Les temps seraient-ils devenus difficiles pour le Califat ? L’État islamique, attaqué de toutes parts par une coalition hétéroclite de gouvernements, factions et milices, a déserté plusieurs territoires qu’il avait conquis à une époque où il semblait invincible. Mais son recul, dans un certain nombre de zones de Syrie et d’Irak, ne doit toutefois pas faire oublier qu’il a conservé une forte capacité opérationnelle, qui se traduit par une résilience étonnante, et aussi par des avancées inattendues dans d’autres zones peut-être stratégiquement plus utiles.
Le front nord-ouest syrien
Dans le nord-ouest de la Syrie, l’État islamique (EI) fait face aux rebelles syriens, au nord d’Alep, et aux loyalistes de Bachar al-Assad, dans le sud-est du gouvernorat. L’entrée en guerre de la Turquie, qui bombarde les positions kurdes et islamistes depuis ses frontières, a permis aux brigades turkmènes alliées d’Ankara de s’emparer de quelques villages à l’est d’Azaz, par une progression lente et laborieuse. Plus au sud, les rebelles syriens, affaiblis par leurs fronts multiples, ont dû céder quelques villages au nord et au sud de Mare, permettant à l’EI de maintenir des positions fortes dans cette zone.
Au sud-est d’Alep, où l’EI assiégeait la base militaire de Kweires depuis deux ans, une offensive loyaliste démarrée en octobre 2015 avec l’aide de l’aviation russe a réussi à lever le siège de la base et à regagner de nombreux villages dans les plaines de Deir Hafir, une ville qui demeure toutefois sous le contrôle de l’EI, point de passage stratégique sur l’axe routier Alep – Raqqah.
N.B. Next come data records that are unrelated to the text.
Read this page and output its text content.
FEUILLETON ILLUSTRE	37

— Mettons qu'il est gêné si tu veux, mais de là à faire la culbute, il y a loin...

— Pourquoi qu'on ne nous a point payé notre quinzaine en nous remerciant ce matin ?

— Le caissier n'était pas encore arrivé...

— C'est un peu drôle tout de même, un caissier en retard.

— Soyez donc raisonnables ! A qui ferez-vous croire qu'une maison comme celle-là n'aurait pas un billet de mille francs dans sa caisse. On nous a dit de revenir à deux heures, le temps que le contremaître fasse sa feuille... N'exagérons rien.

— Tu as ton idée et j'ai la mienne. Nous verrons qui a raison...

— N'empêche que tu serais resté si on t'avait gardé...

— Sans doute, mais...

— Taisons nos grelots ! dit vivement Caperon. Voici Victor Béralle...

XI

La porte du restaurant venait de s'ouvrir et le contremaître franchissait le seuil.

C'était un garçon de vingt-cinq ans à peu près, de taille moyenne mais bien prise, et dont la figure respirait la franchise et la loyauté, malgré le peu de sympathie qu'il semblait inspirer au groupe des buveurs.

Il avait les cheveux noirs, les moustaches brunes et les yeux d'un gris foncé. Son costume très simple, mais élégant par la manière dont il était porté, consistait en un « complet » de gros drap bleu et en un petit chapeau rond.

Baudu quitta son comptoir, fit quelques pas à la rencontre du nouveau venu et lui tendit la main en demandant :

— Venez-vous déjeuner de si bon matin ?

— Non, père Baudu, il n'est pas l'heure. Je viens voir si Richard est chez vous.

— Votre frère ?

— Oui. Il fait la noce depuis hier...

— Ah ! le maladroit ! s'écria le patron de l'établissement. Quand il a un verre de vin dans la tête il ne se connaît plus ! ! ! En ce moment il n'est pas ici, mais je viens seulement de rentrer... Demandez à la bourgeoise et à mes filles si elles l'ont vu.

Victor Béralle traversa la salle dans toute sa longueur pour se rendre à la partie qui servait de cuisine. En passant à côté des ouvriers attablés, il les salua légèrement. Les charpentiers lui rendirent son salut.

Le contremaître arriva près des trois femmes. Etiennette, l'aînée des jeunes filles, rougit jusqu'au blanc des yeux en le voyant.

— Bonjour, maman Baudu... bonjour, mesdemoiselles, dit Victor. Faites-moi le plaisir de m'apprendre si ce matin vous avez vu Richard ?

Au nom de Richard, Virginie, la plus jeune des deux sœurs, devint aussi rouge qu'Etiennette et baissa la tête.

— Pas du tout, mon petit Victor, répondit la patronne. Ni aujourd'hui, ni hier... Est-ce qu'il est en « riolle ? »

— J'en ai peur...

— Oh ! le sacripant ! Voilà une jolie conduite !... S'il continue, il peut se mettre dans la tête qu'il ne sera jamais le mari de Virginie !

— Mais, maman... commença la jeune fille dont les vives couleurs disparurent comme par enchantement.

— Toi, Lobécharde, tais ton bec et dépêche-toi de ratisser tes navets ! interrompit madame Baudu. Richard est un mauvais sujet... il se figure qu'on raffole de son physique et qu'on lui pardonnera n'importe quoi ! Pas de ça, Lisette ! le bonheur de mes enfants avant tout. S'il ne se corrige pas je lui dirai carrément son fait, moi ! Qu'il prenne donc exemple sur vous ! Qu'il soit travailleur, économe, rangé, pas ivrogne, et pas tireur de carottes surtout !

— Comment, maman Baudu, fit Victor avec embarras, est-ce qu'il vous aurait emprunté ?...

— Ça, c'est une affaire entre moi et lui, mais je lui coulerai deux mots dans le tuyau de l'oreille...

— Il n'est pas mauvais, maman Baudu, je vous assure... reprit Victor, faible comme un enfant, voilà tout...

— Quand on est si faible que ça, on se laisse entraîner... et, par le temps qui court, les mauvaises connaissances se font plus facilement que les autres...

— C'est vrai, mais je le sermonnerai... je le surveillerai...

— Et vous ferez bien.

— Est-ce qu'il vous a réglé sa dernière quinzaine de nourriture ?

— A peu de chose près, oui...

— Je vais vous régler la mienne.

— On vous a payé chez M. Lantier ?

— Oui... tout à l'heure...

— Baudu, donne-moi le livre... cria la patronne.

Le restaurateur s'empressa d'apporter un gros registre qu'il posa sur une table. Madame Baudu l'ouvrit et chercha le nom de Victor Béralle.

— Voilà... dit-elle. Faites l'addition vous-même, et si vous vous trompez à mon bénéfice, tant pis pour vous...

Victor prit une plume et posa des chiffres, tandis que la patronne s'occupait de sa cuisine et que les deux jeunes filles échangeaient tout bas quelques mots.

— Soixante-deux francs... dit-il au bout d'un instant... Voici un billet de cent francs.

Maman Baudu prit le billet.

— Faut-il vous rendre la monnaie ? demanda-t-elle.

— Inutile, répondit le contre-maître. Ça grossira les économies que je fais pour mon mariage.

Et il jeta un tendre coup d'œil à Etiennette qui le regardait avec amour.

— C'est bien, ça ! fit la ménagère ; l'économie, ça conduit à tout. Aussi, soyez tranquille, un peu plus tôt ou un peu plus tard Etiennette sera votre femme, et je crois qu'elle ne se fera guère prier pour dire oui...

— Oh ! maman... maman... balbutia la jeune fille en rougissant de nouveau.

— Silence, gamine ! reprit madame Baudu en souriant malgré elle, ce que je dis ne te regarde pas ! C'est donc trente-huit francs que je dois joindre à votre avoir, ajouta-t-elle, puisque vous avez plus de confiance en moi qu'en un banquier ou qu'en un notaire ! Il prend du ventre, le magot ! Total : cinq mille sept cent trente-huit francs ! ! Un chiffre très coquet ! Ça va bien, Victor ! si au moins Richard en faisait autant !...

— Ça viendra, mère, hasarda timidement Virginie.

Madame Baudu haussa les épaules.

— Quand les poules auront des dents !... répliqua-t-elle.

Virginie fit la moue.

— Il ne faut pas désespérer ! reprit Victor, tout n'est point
Au sud d’Alep enfin, la seule route qui permet à l’armée syrienne d’approvisionner les quartiers de la ville tenus par le régime (la route qui traverse Khanasser) a été coupée deux fois par l’EI en moins de cinq mois ; les djihadistes de l’EI n’ont toutefois pas pu conserver le contrôle de cet axe stratégiquement déterminant, mais leurs attaques ont obligé les loyalistes à allouer des moyens militaires importants à ce front.
Le front nord syrien
Des offensives successives des Forces démocratiques syriennes (FDS/SDF) ont fait reculer l’EI sur la rive est de l’Euphrate, au sud de Kobané, où les FDS, appuyées par les frappes aériennes de la coalition menée par Washington, ont pu atteindre le barrage stratégique de Tishrin et traverser l’Euphrate pour s’implanter sur la rive occidentale du fleuve, où ils contrôlent à ce jour des positions à moins de 10 km du bastion djihadiste de Manbij.
Dans le gouvernorat d’Hasakké, les FDS ont pu reprendre le contrôle d’al-Hawl, coupant ainsi l’approvisionnement de l’EI en direction de Sinjar, en Irak ; plus récemment, elles ont capturé la ville stratégique de Shaddadeh, un bastion important de l’EI.
L’avancée rapide de l’alliance kurdo-arabo-assyrienne (SDF) a été préparée par des bombardements intenses de la coalition internationale, poussant l’EI à des retraits successifs, malgré quelques contre-attaques foudroyantes.
L’une de ces contre-offensives, fin février, a même permis aux djihadistes de prendre temporairement le contrôle de la ville de Tall Abyad, coupant ainsi en deux les zones conquises par les Kurdes.
L’ouest syrien
Près de Hama et Samamiyah, l’EI a pu garder et consolider ses positions, qui constituent maintenant une menace constante sur la route Salamiyah – Alep. À Palmyre, l’armée loyaliste a pu gagner quelques positions et se rapprocher de la ville antique, toujours fermement contrôlée par l’EI ; tandis qu’à Qaryatayn, l’EI a progressé au détriment des loyalistes et des rebelles anti-Assad.
Deir ezzor
À Deir Ezzor, où la moitié de la ville forme une enclave contrôlée par les loyalistes et assiégée par l’EI, de nombreuses offensives de l’EI lui ont permis de réduire cette poche de résistance, sans parvenir toutefois à prendre intégralement la ville, bien défendue par une garnison retranchée dans l’aéroport.
Le nord irakien
L’offensive des FDS dans le gouvernorat d’Hassakké, en Syrie, a permis aux Kurdes irakiens de reprendre l’offensive et de libérer la ville yézidie de Sinjar, en novembre 2015. Ailleurs, toutefois, et près de Mosul en particulier, les positions des différents belligérants n’ont pas connu d’évolution sensible.
Baiji et Ramadi
Les principaux succès des forces irakiennes ont été enregistrés dans les villes de Baiji, reprise en novembre 2015, et Ramadi, fin décembre 2015. Mais ces victoires sont le résultat de plusieurs mois de combats et n’ont repoussé les brigades de l’EI qu’à quelques kilomètres seulement des centres urbains.
S’il est exact que l’État islamique a reculé et perdu du terrain, durant la période allant de juin 2015 à février 2016, il faut toutefois remarquer que, d’une part, le recul est très limité et n’a pas provoqué l’écroulement des positions djihadistes et, d’autre part, que la reconquête sur l’EI n’a pu se faire que grâce à des bombardements préparatoires intensifs menés par les Russes, les Américains ou les Irakiens sur les lignes de fronts.
En outre, l’EI a continue de faire preuve d’une capacité opérationnelle impressionnante, sous la forme d’attaques éclair à grands renforts d’opérations suicides (bombes sur voitures ou camions), désorganisant et retardant énormément ses ennemis.